Le ministère de la Sécurité intérieure a confirmé mardi avoir fermé un bureau chargé de dénoncer les mauvaises conduites dans les centres de détention pour immigrants.
Un porte-parole du DHS a fait valoir que la fermeture avait été ordonnée par le Congrès dans une loi récemment adoptée pour financer le département. Le projet de loi en question ne mentionne toutefois pas le Bureau du médiateur pour la détention des immigrants, et on ne sait toujours pas à quelle mesure le porte-parole faisait référence.

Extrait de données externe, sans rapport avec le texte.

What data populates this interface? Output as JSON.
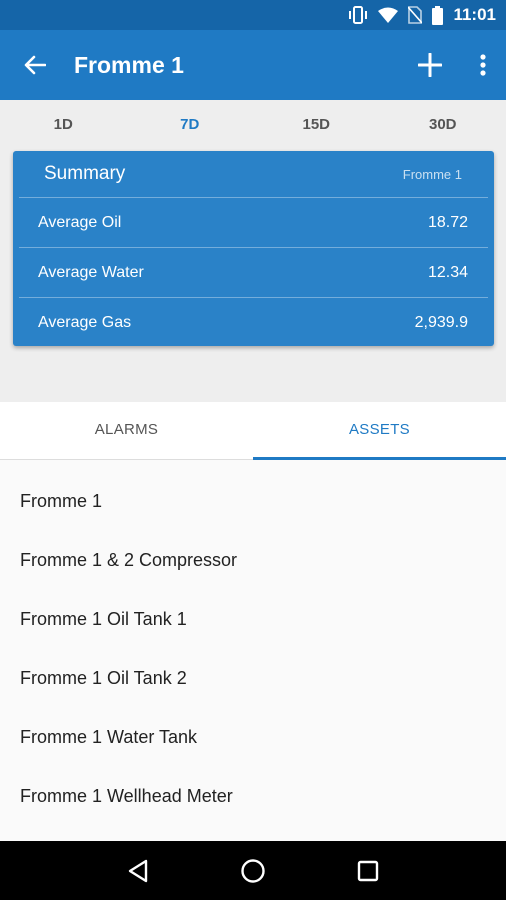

« Le DHS n’a pas fermé le Bureau du médiateur pour la détention des immigrants, c’est le Congrès qui l’a fait », a déclaré un porte-parole du DHS à NOTUS. « La Chambre a adopté le projet de loi de crédits du DHS sans objection, et il a été promulgué la semaine dernière. »
La confirmation du ministère intervient d’abord après le HuffPost signalé cette semaine sur la fermeture du bureau.
Le Bureau du médiateur pour la détention des immigrants et son site Internet, qui permettaient aux gens de signaler les violations des droits des immigrants, sont désormais tous deux fermés. Le bureau est vide et le site Internet est archivé.
Le HuffPost a obtenu un e-mail interne de l’agence, qui indique que le bureau est en train de supprimer toute la signalisation publique et de mettre fin à ses inspections.
Le département accuse le récent projet de loi de financement du DHS adopté par le Congrès, qui a mis fin à un arrêt partiel de plusieurs mois. Le président Donald Trump signé la facture 30 avril.
Il a alloué des fonds à la Transportation Security Administration, à l’Agence fédérale de gestion des urgences, à la Garde côtière et aux services secrets jusqu’à la fin de l’exercice.
Il ne mentionne cependant pas le Bureau du médiateur pour la détention des immigrants et n’exige pas non plus sa fermeture.
Cette fermeture intervient à un moment où l’on constate un manque de contrôle des centres d’immigration, ainsi qu’une forte augmentation du nombre de détenus. Un record de 73 000 Les détenus de l’immigration ont été contactés à la mi-janvier.
Depuis le début du deuxième mandat de Trump jusqu’à aujourd’hui, 49 détenus sont morts pendant sa détention, selon l’Immigration and Customs Enforcement. Le décès le plus récent signalé remonte au 1er avril.
Les personnes détenues se battent pour leurs droits. NOTUS signalé La semaine dernière, certains immigrants détenus ont intenté un recours collectif contre l’administration Trump pour une politique de données biométriques sans issue qui, selon eux, les a empêchés d’obtenir un statut légal.
Services de citoyenneté et d’immigration des États-Unis a mis à jour sa politique en décembre pour interdire aux immigrants détenus de faire prendre leurs empreintes digitales et leurs photos – qui sont nécessaires pour les visas et autres demandes de protection contre l’expulsion.